Stochasticity is pervasive in our daily lives and is related to phenomena like the rise and fall of stock prices, the changes in weather, and the occurrence of traffic congestion. The theory of stochastic processes provides a series of elegant and powerful tools that not only can model these phenomena, but also lay the analytical foundation for a large number of fields and applications, including queueing systems, optimal control problems, and derivative pricing.

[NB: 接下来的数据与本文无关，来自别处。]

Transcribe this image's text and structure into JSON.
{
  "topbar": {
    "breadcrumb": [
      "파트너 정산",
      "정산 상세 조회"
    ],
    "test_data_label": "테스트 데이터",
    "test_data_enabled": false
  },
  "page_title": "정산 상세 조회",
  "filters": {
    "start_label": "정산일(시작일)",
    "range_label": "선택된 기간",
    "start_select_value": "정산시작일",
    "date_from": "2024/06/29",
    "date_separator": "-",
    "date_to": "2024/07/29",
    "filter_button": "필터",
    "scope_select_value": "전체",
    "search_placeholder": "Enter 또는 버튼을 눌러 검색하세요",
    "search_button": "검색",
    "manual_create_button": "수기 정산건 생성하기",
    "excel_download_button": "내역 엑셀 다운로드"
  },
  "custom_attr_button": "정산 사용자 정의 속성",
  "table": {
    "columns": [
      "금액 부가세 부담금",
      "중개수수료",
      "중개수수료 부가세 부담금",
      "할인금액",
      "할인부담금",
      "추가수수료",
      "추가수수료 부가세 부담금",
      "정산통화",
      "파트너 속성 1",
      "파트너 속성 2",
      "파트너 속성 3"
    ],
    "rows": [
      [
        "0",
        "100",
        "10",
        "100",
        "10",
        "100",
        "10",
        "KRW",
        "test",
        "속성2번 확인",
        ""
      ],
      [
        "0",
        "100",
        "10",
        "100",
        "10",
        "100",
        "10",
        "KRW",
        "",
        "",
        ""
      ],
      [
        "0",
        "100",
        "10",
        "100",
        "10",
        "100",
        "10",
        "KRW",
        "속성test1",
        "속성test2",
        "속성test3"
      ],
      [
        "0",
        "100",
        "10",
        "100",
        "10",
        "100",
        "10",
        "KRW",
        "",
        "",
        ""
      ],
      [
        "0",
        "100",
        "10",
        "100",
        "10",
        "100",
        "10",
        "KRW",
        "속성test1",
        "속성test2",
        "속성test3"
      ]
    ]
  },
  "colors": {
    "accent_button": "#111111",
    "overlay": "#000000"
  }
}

在本文和接下来的几篇文章中,我将简要介绍一些随机过程理论中的基本概念及其应用。我主要有两个目标:一是对最近对Durrett的Probability: Theory and Examples一书的学习进行总结,便于未来参考;二则是想要分享和讨论我个人对这些工具的理解与看法。
In this and the next few posts, I will briefly introduce some of the basic concepts in the theory of stochastic processes and their applications. I have two objectives: first, I would like to summarize the recent study of Durrett’s Probability: Theory and Examples for future reference; secondly, I want to share and discuss my understanding and views on these tools.

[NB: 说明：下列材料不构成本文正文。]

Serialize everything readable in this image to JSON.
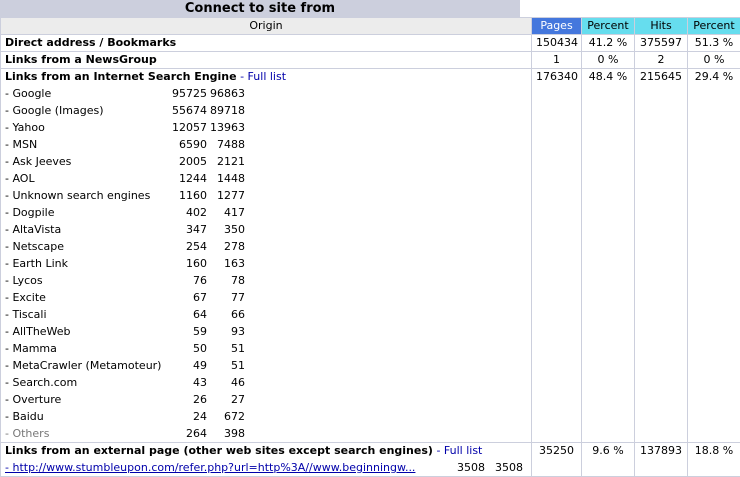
{
  "title": "Connect to site from",
  "headers": {
    "origin": "Origin",
    "pages": "Pages",
    "pages_pct": "Percent",
    "hits": "Hits",
    "hits_pct": "Percent"
  },
  "rows": {
    "direct": {
      "label": "Direct address / Bookmarks",
      "pages": "150434",
      "pages_pct": "41.2 %",
      "hits": "375597",
      "hits_pct": "51.3 %"
    },
    "newsgroup": {
      "label": "Links from a NewsGroup",
      "pages": "1",
      "pages_pct": "0 %",
      "hits": "2",
      "hits_pct": "0 %"
    },
    "search": {
      "label": "Links from an Internet Search Engine",
      "link": "- Full list",
      "pages": "176340",
      "pages_pct": "48.4 %",
      "hits": "215645",
      "hits_pct": "29.4 %"
    },
    "external": {
      "label": "Links from an external page (other web sites except search engines)",
      "link": "- Full list",
      "pages": "35250",
      "pages_pct": "9.6 %",
      "hits": "137893",
      "hits_pct": "18.8 %"
    }
  },
  "engines": [
    {
      "name": "- Google",
      "pages": "95725",
      "hits": "96863"
    },
    {
      "name": "- Google (Images)",
      "pages": "55674",
      "hits": "89718"
    },
    {
      "name": "- Yahoo",
      "pages": "12057",
      "hits": "13963"
    },
    {
      "name": "- MSN",
      "pages": "6590",
      "hits": "7488"
    },
    {
      "name": "- Ask Jeeves",
      "pages": "2005",
      "hits": "2121"
    },
    {
      "name": "- AOL",
      "pages": "1244",
      "hits": "1448"
    },
    {
      "name": "- Unknown search engines",
      "pages": "1160",
      "hits": "1277"
    },
    {
      "name": "- Dogpile",
      "pages": "402",
      "hits": "417"
    },
    {
      "name": "- AltaVista",
      "pages": "347",
      "hits": "350"
    },
    {
      "name": "- Netscape",
      "pages": "254",
      "hits": "278"
    },
    {
      "name": "- Earth Link",
      "pages": "160",
      "hits": "163"
    },
    {
      "name": "- Lycos",
      "pages": "76",
      "hits": "78"
    },
    {
      "name": "- Excite",
      "pages": "67",
      "hits": "77"
    },
    {
      "name": "- Tiscali",
      "pages": "64",
      "hits": "66"
    },
    {
      "name": "- AllTheWeb",
      "pages": "59",
      "hits": "93"
    },
    {
      "name": "- Mamma",
      "pages": "50",
      "hits": "51"
    },
    {
      "name": "- MetaCrawler (Metamoteur)",
      "pages": "49",
      "hits": "51"
    },
    {
      "name": "- Search.com",
      "pages": "43",
      "hits": "46"
    },
    {
      "name": "- Overture",
      "pages": "26",
      "hits": "27"
    },
    {
      "name": "- Baidu",
      "pages": "24",
      "hits": "672"
    },
    {
      "name": "- Others",
      "pages": "264",
      "hits": "398"
    }
  ],
  "external_first": {
    "url": "- http://www.stumbleupon.com/refer.php?url=http%3A//www.beginningw...",
    "pages": "3508",
    "hits": "3508"
  }
}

在开始的几篇文章中,为简便起见,我将主要关注离散时间的随机过程;当我们讨论到布朗运动时我们再开始专注于连续时间随机过程。为了保持符号的一致性,在下面的介绍中我将用$n$表示离散时间过程中的时间,而用$t$表示连续时间过程中的时间。
In the first several posts, for the sake of simplicity, I will mainly focus on the discrete-time processes. We will consider continuous-time processes when we later come to the Brownian motions. For notational consistency, in the following exposition, I will use $n$ for times in discrete-time processes and $t$ for times in continuous-time processes.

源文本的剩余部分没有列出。